Brief outline of Pennsylvania’s Geologic History

Kurt Friehauf

450 million years ago – u. Ordovician Taconic Orogeny

When one plate slips beneath the other during subduction, it has the effect of closing the gap between landmasses on either side of that ocean.  Subduction in this case closed the gap between North America and the volcanic island arc to the east.  Well, island arcs and microcontinents are too thick and buoyant to allow themselves to be sucked under other plates, so when the eastern ocean between North America and the volcanic island arc closed completely, the volcanic island arc collided violently with the microcontinents and North America.   This collision buckled the sedimentary rocks, forming the Taconic Mountains – an event called the Taconic Orogeny.  The Taconic Mountains can be thought of as the “Ancestral Appalachian” Mountains and formed right along the ancient coast in approximately the same place we see the modern Appalachians. 

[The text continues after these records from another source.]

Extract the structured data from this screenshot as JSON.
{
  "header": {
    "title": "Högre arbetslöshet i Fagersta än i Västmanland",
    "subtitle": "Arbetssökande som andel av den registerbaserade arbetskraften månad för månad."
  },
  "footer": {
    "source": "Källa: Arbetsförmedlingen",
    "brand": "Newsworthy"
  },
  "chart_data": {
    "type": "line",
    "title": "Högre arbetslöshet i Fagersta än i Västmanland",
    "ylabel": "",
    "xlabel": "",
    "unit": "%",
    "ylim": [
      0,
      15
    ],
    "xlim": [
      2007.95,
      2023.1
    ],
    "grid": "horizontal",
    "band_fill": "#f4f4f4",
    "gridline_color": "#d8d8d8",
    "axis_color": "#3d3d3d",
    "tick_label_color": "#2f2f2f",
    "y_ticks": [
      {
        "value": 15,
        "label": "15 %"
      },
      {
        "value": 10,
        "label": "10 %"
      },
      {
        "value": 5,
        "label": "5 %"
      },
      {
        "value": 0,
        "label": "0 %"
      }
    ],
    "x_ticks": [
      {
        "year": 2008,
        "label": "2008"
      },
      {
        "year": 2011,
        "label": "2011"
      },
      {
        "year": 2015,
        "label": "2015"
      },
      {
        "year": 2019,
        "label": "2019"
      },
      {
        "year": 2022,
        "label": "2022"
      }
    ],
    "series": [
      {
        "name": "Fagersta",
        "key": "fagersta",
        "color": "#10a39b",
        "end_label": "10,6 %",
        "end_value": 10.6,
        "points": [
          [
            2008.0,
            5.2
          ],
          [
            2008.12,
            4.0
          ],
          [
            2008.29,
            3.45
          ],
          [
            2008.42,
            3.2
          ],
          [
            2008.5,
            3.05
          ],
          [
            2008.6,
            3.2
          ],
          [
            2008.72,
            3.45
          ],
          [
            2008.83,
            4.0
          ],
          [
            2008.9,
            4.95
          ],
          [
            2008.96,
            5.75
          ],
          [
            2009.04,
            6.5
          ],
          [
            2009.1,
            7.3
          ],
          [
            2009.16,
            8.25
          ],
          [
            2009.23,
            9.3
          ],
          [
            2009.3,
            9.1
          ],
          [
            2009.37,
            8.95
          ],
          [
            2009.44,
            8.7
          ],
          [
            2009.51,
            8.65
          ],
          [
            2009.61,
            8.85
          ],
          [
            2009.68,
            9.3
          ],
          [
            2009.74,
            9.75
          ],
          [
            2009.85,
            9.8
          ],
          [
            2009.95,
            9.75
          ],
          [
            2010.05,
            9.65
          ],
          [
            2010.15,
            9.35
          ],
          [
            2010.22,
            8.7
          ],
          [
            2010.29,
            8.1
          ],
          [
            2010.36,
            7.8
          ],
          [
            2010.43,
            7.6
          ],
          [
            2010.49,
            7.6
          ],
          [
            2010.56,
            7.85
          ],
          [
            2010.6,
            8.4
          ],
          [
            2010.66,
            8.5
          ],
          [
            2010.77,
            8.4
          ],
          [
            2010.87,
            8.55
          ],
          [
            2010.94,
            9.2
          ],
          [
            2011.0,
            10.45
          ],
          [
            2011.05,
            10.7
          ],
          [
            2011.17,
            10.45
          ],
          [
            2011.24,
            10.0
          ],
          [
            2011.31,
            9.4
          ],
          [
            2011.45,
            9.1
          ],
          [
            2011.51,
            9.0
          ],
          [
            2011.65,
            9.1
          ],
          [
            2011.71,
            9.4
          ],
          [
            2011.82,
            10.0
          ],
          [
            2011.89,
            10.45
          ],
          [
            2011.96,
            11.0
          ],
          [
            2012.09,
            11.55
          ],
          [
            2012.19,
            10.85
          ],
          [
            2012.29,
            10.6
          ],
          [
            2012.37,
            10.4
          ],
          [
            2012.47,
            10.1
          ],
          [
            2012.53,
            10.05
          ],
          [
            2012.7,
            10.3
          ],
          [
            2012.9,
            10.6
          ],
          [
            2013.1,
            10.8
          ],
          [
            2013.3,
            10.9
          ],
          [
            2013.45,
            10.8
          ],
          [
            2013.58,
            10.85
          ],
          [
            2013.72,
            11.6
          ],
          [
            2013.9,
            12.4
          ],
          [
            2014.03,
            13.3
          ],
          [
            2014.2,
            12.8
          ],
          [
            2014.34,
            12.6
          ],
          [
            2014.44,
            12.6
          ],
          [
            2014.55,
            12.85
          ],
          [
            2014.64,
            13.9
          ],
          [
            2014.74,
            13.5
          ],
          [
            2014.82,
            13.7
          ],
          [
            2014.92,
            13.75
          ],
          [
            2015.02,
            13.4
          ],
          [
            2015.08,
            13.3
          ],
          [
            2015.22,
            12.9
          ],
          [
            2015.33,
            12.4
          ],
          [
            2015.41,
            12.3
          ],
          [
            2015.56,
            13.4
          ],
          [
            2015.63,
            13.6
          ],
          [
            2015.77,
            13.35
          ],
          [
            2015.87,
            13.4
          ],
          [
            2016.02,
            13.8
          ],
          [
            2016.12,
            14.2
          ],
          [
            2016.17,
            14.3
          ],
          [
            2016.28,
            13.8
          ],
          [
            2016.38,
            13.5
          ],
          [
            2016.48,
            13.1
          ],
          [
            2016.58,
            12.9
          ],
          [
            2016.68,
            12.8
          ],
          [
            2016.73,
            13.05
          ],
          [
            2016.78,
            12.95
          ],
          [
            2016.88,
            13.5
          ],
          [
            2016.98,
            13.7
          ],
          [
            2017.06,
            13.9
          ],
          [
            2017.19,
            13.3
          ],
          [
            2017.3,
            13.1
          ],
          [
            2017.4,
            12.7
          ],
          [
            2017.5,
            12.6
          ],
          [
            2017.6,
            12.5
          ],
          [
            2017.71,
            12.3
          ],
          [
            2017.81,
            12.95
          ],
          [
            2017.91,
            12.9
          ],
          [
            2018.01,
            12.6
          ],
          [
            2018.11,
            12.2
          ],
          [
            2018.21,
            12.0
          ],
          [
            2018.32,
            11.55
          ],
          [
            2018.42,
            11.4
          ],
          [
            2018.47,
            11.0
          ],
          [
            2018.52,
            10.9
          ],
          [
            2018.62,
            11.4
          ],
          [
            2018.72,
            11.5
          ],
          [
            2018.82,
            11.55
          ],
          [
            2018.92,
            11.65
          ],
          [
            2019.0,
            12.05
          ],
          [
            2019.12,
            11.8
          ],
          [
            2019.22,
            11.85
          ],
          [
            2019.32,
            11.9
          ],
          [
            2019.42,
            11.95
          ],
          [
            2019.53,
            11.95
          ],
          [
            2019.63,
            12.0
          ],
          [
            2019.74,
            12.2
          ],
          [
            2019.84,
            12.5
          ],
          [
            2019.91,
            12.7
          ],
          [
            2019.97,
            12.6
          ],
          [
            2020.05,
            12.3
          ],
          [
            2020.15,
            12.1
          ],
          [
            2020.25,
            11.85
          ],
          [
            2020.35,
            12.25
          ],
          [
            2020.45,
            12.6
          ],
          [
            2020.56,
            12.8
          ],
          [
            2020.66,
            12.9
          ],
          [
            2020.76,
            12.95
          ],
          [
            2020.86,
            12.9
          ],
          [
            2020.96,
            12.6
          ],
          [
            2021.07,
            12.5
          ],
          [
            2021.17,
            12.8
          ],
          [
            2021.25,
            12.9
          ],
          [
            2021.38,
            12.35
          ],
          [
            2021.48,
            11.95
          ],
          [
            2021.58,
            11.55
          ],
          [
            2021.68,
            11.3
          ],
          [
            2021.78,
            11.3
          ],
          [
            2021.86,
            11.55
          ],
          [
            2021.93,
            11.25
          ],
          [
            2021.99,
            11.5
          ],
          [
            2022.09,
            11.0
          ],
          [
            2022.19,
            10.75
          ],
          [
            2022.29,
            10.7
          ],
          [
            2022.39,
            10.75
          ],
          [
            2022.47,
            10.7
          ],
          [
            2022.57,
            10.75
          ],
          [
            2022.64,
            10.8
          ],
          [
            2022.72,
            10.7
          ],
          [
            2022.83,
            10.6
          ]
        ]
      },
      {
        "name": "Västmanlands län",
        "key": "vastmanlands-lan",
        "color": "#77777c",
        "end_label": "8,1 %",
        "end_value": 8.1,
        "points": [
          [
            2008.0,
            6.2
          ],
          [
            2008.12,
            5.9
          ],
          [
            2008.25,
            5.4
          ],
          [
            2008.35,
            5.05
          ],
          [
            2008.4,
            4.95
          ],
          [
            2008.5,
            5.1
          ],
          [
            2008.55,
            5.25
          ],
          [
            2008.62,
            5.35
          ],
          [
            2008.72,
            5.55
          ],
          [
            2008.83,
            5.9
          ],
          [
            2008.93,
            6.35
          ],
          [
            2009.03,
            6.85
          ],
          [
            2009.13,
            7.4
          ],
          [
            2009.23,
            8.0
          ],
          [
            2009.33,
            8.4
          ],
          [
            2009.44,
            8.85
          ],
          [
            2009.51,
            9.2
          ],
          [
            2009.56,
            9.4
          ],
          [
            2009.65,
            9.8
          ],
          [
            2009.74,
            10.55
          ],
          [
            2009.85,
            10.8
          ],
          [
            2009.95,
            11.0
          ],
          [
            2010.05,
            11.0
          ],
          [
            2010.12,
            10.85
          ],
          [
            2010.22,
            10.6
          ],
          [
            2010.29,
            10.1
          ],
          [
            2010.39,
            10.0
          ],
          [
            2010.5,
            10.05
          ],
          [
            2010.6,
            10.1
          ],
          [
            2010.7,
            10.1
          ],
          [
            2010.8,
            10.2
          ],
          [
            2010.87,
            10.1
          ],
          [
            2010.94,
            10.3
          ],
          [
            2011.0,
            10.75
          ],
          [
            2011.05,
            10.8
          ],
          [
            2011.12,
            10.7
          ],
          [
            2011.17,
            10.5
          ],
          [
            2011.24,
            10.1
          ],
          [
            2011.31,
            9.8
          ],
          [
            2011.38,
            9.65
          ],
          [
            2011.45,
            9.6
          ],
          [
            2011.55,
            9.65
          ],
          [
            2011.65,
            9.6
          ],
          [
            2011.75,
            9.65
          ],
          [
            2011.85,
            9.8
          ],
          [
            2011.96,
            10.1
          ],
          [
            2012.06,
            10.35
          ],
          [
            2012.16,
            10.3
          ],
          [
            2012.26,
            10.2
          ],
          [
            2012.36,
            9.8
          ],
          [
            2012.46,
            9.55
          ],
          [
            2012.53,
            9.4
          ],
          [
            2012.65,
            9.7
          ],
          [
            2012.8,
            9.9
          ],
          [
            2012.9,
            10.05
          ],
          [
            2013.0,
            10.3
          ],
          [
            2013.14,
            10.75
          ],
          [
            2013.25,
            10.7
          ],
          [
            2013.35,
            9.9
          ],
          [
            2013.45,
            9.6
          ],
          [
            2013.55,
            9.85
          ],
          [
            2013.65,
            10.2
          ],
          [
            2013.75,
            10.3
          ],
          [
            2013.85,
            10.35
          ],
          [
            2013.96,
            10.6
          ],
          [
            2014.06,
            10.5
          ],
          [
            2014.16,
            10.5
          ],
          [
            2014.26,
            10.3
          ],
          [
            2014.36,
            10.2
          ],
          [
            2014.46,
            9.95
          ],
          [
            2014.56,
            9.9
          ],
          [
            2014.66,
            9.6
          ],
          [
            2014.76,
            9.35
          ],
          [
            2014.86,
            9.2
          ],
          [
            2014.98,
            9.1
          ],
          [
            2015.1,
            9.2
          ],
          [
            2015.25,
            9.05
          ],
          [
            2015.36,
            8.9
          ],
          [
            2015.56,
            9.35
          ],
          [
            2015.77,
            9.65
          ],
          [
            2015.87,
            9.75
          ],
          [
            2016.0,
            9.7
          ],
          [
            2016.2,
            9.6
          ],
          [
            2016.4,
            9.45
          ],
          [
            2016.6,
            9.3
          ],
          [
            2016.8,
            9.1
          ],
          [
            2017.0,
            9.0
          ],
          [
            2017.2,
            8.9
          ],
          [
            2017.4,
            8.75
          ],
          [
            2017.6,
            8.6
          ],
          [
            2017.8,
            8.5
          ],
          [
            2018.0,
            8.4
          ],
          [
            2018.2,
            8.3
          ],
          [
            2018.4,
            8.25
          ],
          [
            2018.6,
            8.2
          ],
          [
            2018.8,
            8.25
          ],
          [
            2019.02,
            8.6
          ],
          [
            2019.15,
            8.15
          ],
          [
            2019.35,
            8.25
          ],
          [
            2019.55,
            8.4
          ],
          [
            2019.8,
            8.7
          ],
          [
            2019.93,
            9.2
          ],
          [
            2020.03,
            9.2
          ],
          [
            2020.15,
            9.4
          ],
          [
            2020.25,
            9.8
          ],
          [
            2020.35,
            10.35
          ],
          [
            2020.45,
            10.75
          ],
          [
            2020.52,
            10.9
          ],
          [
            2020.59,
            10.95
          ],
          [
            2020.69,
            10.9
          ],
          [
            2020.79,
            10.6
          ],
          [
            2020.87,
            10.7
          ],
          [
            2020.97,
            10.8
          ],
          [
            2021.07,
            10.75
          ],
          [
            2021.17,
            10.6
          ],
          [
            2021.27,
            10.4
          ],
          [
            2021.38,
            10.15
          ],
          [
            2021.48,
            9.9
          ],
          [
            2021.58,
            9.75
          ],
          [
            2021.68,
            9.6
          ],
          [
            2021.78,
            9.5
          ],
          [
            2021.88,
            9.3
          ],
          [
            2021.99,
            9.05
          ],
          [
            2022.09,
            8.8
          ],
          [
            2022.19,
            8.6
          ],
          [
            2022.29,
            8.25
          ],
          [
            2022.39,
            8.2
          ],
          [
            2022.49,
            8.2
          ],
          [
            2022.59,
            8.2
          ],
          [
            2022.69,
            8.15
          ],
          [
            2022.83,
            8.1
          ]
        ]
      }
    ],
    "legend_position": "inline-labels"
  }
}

We see evidence for this ancient orogeny even though the mountains have long since eroded down to nubs and experienced later deformation.  The evidence for the orogeny occurs in the form of “angular unconformities” – special breaks in the rock record.  Angular unconformities are rock formations that form by tilting and erosion of old rocks, followed by deposition of new sediments on top of the erosion surface.  The resulting rock formation looks like this:

 

 

The other evidence we see is in the difference between the ways that the older rocks are deformed compared to younger rocks.  The collision of the arc didn’t just fold the rocks, rather it also cause them to fracture, forming huge thrust faults that slid deep, granitic/gneissic rocks up on top of the sedimentary rocks.